Belgium's hospitality industry increasingly dependent on students

Belgium's hospitality industry increasingly dependent on students
Credit: Belga

Belgium's hospitality sector is increasingly reliant on students, part-time staff and retired people, as a new report has found that the hours worked by these kinds of employees has doubled since 2017.

According to a report by the Institute for Sustainable Development, published in L’Echo, some 29% of hours worked in hospitality last year were by "special status" employees, including students, casual workers, overtime, as well as "flexi-job" workers.

The flexi-job scheme allows people who already have a job or are retired to work unlimited hours on the side without being taxed.
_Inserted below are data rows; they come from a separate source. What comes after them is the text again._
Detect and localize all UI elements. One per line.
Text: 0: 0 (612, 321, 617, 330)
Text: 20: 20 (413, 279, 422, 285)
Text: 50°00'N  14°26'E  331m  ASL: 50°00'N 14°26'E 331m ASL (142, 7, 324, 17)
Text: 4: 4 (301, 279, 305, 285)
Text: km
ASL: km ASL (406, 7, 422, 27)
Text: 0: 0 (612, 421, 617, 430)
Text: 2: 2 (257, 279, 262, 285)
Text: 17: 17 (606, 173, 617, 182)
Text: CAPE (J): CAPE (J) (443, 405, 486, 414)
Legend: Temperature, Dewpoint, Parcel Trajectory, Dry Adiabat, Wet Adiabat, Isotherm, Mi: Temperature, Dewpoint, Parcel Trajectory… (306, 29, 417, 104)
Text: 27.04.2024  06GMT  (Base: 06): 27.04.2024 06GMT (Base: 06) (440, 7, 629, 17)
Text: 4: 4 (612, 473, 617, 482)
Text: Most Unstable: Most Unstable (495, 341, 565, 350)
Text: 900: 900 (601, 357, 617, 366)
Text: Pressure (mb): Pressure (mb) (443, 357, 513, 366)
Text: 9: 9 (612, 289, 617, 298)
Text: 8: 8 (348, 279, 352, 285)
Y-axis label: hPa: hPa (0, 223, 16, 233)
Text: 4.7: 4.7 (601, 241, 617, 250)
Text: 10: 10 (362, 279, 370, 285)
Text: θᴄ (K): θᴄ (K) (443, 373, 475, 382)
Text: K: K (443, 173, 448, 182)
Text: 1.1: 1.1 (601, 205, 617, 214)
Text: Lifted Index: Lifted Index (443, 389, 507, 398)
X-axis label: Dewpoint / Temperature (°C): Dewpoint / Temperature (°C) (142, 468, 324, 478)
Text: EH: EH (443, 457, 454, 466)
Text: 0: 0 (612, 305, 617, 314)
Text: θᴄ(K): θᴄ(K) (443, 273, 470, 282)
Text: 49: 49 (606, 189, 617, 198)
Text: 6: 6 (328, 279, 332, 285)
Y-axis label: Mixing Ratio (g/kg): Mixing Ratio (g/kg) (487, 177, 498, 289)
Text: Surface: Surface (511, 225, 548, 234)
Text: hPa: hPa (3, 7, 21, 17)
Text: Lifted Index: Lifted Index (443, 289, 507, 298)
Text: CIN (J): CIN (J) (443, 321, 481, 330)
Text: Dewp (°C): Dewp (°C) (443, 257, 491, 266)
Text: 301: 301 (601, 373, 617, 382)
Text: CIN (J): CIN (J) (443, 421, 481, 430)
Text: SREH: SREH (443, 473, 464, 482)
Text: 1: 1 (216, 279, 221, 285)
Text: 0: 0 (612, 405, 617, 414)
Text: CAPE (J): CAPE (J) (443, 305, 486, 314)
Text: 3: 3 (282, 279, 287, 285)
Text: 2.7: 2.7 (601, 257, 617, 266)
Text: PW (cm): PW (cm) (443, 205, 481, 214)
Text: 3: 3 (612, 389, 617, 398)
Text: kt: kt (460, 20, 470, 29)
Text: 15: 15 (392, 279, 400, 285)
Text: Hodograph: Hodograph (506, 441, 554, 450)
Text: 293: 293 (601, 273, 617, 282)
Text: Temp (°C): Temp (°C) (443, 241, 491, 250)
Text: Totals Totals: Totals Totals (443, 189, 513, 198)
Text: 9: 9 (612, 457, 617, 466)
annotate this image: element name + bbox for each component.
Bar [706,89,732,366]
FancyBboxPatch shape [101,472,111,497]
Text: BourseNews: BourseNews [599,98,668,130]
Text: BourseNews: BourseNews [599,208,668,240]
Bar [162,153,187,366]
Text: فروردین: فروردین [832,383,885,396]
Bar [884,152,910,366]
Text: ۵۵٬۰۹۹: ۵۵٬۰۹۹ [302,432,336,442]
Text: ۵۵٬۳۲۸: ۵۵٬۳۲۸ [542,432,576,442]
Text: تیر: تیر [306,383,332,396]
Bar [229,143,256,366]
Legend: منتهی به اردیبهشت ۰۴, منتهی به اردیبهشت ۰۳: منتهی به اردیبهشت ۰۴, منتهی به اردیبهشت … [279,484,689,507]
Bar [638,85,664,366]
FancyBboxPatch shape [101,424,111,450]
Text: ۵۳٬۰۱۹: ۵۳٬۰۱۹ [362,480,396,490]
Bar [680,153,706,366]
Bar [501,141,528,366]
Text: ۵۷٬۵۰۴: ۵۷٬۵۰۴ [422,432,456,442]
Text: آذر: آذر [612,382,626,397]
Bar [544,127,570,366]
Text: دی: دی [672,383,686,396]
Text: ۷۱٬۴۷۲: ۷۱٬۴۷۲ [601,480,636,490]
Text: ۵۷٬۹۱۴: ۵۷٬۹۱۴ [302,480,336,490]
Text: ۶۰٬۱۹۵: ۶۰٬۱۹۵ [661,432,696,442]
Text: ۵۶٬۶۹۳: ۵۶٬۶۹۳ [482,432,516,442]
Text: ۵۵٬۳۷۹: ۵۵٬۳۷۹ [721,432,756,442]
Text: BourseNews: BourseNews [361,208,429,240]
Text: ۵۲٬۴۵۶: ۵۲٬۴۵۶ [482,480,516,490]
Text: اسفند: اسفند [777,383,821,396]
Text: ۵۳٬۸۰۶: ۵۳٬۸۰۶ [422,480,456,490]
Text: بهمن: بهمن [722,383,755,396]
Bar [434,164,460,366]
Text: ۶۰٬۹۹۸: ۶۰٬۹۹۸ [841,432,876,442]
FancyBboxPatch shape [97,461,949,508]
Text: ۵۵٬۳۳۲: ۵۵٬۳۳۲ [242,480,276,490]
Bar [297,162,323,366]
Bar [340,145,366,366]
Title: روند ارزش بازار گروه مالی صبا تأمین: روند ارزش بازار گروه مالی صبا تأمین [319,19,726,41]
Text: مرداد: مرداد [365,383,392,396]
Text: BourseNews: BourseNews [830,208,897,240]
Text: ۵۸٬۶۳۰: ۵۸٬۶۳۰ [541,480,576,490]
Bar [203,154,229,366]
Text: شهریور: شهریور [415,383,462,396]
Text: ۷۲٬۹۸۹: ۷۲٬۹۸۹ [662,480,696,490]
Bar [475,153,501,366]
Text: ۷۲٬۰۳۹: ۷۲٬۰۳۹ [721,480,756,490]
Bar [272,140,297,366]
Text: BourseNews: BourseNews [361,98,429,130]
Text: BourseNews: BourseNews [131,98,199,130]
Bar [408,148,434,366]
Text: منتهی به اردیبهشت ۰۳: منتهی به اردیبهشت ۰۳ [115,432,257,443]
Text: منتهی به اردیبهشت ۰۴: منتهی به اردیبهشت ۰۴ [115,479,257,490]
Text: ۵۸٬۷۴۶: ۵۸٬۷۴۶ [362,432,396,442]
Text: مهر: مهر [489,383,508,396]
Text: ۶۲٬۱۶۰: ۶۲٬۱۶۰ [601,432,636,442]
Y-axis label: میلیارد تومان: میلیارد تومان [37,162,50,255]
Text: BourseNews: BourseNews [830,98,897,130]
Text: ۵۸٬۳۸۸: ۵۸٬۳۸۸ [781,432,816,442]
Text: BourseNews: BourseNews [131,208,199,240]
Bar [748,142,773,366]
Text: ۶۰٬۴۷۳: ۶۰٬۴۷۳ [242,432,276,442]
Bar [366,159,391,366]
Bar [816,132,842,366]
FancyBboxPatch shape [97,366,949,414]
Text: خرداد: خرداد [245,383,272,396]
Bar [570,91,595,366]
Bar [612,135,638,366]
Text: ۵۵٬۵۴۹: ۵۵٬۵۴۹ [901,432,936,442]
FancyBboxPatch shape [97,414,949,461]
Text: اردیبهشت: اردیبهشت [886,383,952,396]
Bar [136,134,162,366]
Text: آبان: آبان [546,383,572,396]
According to a survey by HR services group Liantis last year, a growing number of Belgian employers are using flexi-jobbers (36.4%), with part-time staff particularly prevalent in the hospitality sector (in which 58.3% of staff use this status).

Philippe Defeyt, economist with the Institute for Sustainable Development and author of the latest report, noted that the hours worked by special status workers in hospitality have doubled since 2017, reaching a total of 58 million hours in 2023.

Student jobs were the most common, with over 30 million hours recorded in 2023 – twice the amount in 2017. Meanwhile, flexi-jobs hours rose from 5 million in 2017 to 20 million in 2023.

“These jobs are cheaper (for the employer), but they provide security to neither the worker nor the employer, who lacks the resources for ongoing training,” said Luc Marchal, spokesperson for hospitality federation Horeca Wallonia.

Matthieu Léonard, chairman of the Federation Horeca Brussels (the equivalent Brussels-based hospitality federation) added, “public authorities must also act: we need urgent structural measures.”

Both cited a shortage of skilled labour and a need for a tax reform to reduce labour charges.